You can even combine multiple WITH statements, including recursive ones, to tackle extremely complex problems. Here’s an example that finds the shortest path between two nodes in a graph:
WITH RECURSIVE
graph_edges AS (
-- Define the graph edges
SELECT 'A' as source, 'B' as target, 1 as distance UNION ALL
SELECT 'B', 'C', 2 UNION ALL
SELECT 'A', 'C', 3 UNION ALL
SELECT 'C', 'D', 1 UNION ALL
SELECT 'B', 'D', 4
),
paths(source, target, path, total_distance) AS (
-- Base case: direct connections
SELECT source, target, ARRAY[source, target], distance
FROM graph_edges
UNION ALL
-- Recursive case: extend paths
SELECT p.source, ge.target, p.path || ge.target, p.total_distance + ge.distance
FROM paths p
JOIN graph_edges ge ON p.target = ge.source
WHERE NOT ge.target = ANY(p.path) -- Avoid cycles
)
SELECT path, total_distance
FROM paths
WHERE source = 'A' AND target = 'D'
ORDER BY total_distance
LIMIT 1;
This query first defines the graph edges, then uses a recursive CTE to find all possible paths, and finally selects the shortest path from ‘A’ to ‘D’.

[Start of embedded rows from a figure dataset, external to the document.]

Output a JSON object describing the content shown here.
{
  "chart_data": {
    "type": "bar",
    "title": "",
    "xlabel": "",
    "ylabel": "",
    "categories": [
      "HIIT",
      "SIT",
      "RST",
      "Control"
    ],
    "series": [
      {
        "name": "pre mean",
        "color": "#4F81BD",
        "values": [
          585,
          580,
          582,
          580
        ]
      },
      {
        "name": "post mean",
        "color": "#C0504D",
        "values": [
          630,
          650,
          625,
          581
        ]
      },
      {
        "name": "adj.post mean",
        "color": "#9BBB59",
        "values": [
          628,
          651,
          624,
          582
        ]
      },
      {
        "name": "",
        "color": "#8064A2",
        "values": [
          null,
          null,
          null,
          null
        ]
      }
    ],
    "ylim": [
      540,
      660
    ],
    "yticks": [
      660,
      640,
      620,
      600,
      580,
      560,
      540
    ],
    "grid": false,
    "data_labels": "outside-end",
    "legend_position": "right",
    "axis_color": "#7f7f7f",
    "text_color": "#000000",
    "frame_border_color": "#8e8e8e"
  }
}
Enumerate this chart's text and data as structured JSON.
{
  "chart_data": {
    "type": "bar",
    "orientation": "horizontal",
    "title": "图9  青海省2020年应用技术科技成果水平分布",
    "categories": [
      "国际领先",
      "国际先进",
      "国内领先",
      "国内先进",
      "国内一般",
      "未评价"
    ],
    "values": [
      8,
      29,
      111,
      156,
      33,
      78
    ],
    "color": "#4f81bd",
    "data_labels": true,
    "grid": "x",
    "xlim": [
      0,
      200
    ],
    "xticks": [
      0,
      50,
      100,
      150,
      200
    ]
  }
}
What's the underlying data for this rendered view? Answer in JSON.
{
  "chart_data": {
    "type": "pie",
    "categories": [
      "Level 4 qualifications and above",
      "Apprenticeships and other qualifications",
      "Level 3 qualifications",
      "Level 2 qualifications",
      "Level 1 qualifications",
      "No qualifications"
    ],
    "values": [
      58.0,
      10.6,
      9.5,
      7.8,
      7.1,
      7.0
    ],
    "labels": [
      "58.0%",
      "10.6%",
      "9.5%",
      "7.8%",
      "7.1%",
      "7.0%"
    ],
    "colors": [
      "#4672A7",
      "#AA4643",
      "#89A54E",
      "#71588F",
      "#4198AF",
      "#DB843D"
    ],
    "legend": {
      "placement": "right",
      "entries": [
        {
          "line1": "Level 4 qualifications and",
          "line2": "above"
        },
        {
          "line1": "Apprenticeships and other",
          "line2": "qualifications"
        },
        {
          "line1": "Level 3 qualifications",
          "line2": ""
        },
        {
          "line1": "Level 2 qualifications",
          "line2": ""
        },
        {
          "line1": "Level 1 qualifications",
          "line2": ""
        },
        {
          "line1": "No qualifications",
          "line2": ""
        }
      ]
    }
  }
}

We’ve explored the versatility and efficiency of using multiple WITH statements in SQL. From simplifying complex queries to enabling advanced recursive operations, this technique is a valuable addition to any SQL developer’s toolkit.
Key takeaways:
As you continue to work with SQL, experiment with multiple WITH statements in your own queries. You’ll likely find that they not only make your code cleaner but also open up new ways of thinking about and structuring your database operations.